UNIVERSITY PARK, Pa. — “Be intentional.” “Remember your why.” “Be clear on who you are.” “You’re not alone.”
Those were a few of the main takeaways shared by panelists with students during the first IST Alumni Identity Talks event, hosted virtually by Penn State's College of Information Sciences and Technology last month.
One of the panelists was Ka’Lee Strawbridge-Moten, who graduated from the college in 2018. He hopes that students — especially those from underrepresented backgrounds — recognize that there is a community around them to help them in their academic and professional careers.
“Being a Penn Stater opens the door to a community of diverse people and brains,” said Strawbridge-Moten.
That is also the hope that the organizers have for the IST Alumni Identity Talks. Co-hosted by the college’s Office of Development and Alumni Relations, the Office of Inclusion and Diversity Engagement, and the Office of Career Solutions and Corporate Engagement, the series was launched to inspire an open dialogue for IST students and alumni and provide unique viewpoints to help all attendees thrive in diverse personal and professional communities.
“While there is certainly an increased focus on diversifying the field of technology, a large gap remains in the educational system and industry,” said Madhavi Kari, assistant director of the Office of Inclusion and Diversity Engagement and co-organizer of the talks. “Because of this gap, it is important that students from underrepresented populations, especially in the tech field, see and connect with alumni who look like them and have shared similar experiences to provide their insight and guidance on how they navigated their academic and professional journey to find success.”
Further, the series aims to give alumni an opportunity to engage with the college, while also giving back and lifting the next generation of emerging IT professionals.
“We want to open new possibilities and spaces for alumni blazing new trails in the technology industry to share their experiences, provide guidance to our students, and let them know they are not alone,” said Kari. “IST has a successful network of alumni, and we wanted to create more opportunities for them to interact with our current students and enrich their own personal and professional journeys.”
The February panel, which centered on Black alumni in technology in celebration of Black History Month, included Strawbridge-Moten, a senior information security analyst at Lowe’s Companies Inc.; Corey Lee, class of 2012, an enterprise security executive at Microsoft; and Cierra Freeman, class of 2012, an agile project manager at Confluence. All three alumni volunteered their time to help students navigate the next steps in their careers.

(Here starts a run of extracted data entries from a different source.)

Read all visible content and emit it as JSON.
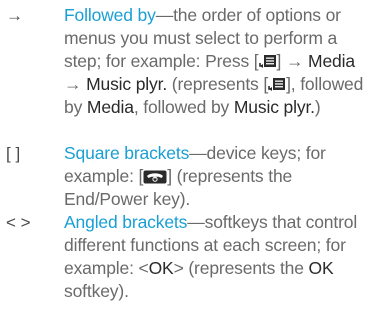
{
  "entries": [
    {
      "symbol": "→",
      "term": "Followed by",
      "dash": "—",
      "text_a": "the order of options or menus you must select to perform a step; for example: Press [",
      "text_b": "] → ",
      "bold_1": "Media",
      "text_c": " → ",
      "bold_2": "Music plyr.",
      "text_d": " (represents [",
      "text_e": "], followed by ",
      "bold_3": "Media",
      "text_f": ", followed by ",
      "bold_4": "Music plyr.",
      "text_g": ")",
      "icon": "menu-key-icon"
    },
    {
      "symbol": "[ ]",
      "term": "Square brackets",
      "dash": "—",
      "text_a": "device keys; for example: [",
      "text_b": "] (represents the End/Power key).",
      "icon": "end-power-key-icon"
    },
    {
      "symbol": "< >",
      "term": "Angled brackets",
      "dash": "—",
      "text_a": "softkeys that control different functions at each screen; for example: <",
      "bold_1": "OK",
      "text_b": "> (represents the ",
      "bold_2": "OK",
      "text_c": " softkey)."
    }
  ],
  "colors": {
    "term": "#1a9fd4",
    "body_text": "#6a6a6a",
    "bold_text": "#2a2a2a"
  }
}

“I believe that one of the best ways to transition from undergrad to internships or to the professional world is by understanding and getting as much feedback from out there as possible,” said Strawbridge-Moten. “But then, being a person of color, I feel like it’s even more important. Knowing some of the difficulties that I personally had, trying to alleviate some of those hurdles for a student would mean the world to me.”
Andrew Pacheco is one of those students. He served as moderator for the panel and was thankful to get a first-hand glimpse of what he will experience in his career.

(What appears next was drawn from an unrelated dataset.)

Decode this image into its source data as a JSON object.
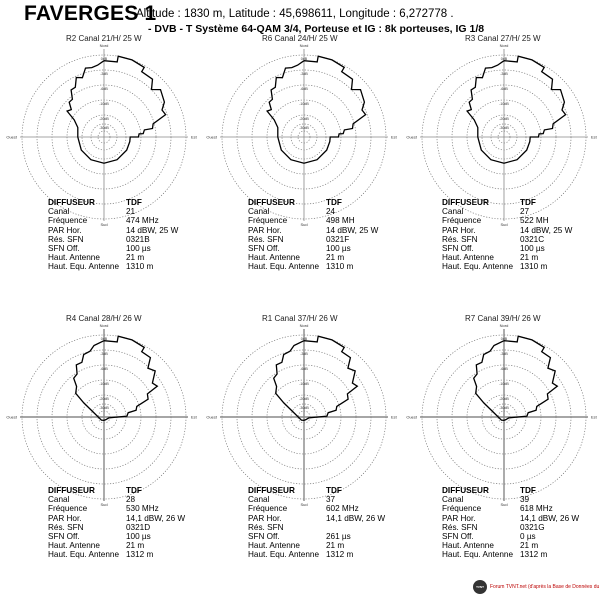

“Diversity in IST and in the tech community is so important because when we develop and create technologies that different people from all over the world will interact with, we have to try to consider all of the people that will use these systems and the experiences they will have,” said Pacheco. “Diverse teams working on these technologies together allow for the combination of many different experiences in an attempt to eliminate bias, creating experiences everyone can enjoy.”
Pacheco was thankful for the opportunity to participate in this first event and looks forward to upcoming talks.
“It is important that IST offers events focused on diversity and inclusion to members of the community because we, as future professionals in technology, have a responsibility to create inclusive opportunities for everyone,” he said.
According to Kari, it is often challenging for IST students from underrepresented backgrounds to find professional role models who look like them and have overcome challenges in their careers, and she hopes that this series is a step toward changing that.
“One of the most powerful tools to change inequities is to create spaces for representation and inclusion where it becomes normalized for minoritized individuals to see themselves as part of the fabric of education and career,” she said. “We see this series as a way to engage current and prospective students with examples of trailblazers who have gone before them and found success.”
Next panel is March 16
The next Alumni Identity Talks panel will be held from 12 to 1 p.m. on Tuesday, March 16. In celebration of Women’s History Month, four IST alumnae will share their experiences as women in the technology field. Future talks are planned for later this spring and in the fall semester, with panelists representing professionals with disabilities, the LGBTQ+ community, and other underrepresented populations.
While the talks are designed to be an open dialogue between IST alumni and students, the series is open to all members of the IST and Penn State community.